Intinya, per saat ini, multi-organisasi suatu profesi hanya menghasilkan lebih banyak mudharat dari manfaat. Fenomena multi-organisasi bukan hanya akan menggerus standar, nilai dan etika profesi tetapi juga menginduksi degradasi kualitas dan kuantitas pelayanan profesional. Insan profesi akan terpecah dan terfriksi. Ujung-ujungnya, lembaga pemerintah akan mendapat image negatif; mereka dianggap pemicu pemecahan profesi. Memang untuk organisasi profesi, adagium demokrasi umum tidak berlaku; bahwa semakin banyak organisasi semakin baik. Justru ambien sebaliknya yang terjadi; semakin sedikit organisasi profesi semakin baik.

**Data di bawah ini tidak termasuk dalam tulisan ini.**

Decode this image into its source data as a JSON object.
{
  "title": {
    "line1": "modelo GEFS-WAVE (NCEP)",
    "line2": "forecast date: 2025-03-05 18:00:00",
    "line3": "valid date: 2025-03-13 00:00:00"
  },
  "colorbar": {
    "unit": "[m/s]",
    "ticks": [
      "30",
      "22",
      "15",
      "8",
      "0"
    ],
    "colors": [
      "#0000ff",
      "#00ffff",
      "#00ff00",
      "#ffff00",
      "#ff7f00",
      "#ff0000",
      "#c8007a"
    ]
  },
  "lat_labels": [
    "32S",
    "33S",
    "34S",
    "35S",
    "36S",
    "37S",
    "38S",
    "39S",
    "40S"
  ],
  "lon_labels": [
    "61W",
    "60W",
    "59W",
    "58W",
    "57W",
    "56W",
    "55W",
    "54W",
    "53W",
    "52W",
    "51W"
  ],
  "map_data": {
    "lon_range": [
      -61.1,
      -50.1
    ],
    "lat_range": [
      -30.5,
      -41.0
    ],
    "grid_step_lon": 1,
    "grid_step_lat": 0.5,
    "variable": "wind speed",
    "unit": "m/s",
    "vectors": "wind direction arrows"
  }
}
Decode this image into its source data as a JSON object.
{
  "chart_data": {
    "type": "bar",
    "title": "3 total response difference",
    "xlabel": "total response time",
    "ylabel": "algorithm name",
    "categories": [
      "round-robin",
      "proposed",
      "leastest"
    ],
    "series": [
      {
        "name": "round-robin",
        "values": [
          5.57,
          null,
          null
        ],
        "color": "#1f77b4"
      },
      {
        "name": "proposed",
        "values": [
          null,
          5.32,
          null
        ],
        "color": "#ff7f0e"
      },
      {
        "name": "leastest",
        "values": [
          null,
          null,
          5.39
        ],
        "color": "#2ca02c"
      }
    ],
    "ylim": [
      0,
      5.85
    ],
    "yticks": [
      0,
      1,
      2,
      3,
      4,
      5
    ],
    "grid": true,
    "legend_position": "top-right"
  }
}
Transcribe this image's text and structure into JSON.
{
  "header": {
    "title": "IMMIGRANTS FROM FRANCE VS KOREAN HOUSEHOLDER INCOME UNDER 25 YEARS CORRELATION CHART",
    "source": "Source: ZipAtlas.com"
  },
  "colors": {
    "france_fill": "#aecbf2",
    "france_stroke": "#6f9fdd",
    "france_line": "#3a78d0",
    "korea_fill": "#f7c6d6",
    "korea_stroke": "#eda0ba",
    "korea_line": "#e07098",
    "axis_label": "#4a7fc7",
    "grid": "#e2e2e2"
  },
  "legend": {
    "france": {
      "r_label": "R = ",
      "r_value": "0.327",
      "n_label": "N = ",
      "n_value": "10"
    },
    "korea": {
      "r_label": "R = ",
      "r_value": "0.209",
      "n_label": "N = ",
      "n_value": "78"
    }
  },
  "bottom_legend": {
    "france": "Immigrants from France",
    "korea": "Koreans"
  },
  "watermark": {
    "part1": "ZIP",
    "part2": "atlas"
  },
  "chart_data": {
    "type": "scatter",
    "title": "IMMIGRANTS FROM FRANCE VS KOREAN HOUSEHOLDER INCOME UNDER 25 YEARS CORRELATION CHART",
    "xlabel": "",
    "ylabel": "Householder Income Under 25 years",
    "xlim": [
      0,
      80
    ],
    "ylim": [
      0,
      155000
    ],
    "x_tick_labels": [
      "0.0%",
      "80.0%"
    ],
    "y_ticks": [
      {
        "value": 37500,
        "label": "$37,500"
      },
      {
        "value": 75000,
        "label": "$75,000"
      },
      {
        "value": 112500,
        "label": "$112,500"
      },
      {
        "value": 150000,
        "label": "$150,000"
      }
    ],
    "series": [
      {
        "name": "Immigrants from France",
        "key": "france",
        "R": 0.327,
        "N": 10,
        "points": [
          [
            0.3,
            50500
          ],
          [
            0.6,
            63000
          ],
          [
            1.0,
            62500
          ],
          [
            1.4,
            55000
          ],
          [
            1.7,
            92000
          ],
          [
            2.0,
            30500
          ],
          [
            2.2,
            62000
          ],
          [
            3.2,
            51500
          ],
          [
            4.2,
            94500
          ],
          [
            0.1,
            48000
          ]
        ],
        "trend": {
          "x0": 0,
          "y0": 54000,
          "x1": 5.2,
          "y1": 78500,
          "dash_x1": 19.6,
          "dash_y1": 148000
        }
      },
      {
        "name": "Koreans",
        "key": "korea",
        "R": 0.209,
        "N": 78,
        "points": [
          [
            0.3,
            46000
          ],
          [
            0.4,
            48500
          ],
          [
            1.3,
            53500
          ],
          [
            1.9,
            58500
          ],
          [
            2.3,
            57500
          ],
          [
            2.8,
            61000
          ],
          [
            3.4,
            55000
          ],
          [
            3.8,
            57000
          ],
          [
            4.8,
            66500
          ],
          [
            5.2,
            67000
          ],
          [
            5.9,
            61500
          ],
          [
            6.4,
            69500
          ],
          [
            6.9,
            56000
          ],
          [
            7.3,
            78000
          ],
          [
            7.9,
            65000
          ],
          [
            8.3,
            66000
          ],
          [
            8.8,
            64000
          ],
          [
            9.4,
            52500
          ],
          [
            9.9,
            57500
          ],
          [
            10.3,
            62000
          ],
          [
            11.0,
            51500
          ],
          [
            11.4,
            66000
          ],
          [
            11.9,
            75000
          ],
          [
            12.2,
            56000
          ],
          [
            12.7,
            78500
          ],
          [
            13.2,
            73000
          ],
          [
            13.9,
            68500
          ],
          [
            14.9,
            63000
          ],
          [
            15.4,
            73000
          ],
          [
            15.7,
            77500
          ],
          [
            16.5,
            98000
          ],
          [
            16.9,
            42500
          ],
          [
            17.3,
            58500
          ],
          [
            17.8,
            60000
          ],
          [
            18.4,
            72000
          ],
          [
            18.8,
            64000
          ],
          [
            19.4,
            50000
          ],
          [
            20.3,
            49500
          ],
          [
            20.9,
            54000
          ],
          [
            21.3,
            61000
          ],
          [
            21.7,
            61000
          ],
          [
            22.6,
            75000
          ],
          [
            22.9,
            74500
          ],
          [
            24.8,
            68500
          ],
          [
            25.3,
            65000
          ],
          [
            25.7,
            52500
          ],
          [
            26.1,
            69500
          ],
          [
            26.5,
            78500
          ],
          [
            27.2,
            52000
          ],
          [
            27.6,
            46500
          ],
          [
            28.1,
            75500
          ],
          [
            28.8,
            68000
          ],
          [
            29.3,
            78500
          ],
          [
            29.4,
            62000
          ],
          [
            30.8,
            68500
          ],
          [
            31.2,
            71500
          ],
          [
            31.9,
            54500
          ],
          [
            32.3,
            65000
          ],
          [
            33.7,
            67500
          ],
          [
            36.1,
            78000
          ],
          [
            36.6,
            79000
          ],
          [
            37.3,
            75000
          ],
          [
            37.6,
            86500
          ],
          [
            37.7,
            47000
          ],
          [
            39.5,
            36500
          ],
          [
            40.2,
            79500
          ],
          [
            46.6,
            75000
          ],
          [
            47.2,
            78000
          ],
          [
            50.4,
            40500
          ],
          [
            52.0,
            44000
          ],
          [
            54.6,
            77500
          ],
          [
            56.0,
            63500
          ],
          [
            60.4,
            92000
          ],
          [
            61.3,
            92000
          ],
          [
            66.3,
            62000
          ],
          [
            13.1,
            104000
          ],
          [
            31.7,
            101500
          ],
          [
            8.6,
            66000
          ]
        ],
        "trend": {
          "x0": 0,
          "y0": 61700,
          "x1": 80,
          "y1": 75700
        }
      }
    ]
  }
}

Semakin tunggal perkumpulan profesi semakin baik. Organisasi profesi tidak perlu banyak-banyak. Semua kepentingan anggota organisasi seharusnya bisa dituntaskan lewat musyawarah dan kebersamaan dalam satu organisasi, tentunya dengan spirit inklusifme, kolaborasi dan win-win solution. Kasarnya, dalam ambien organisasi profesi berlaku fenomena : less is more. Jumlah yang sedikit justru lebih baik dan bisa menghasilkan sesuatu yang lebih besar dan efektif.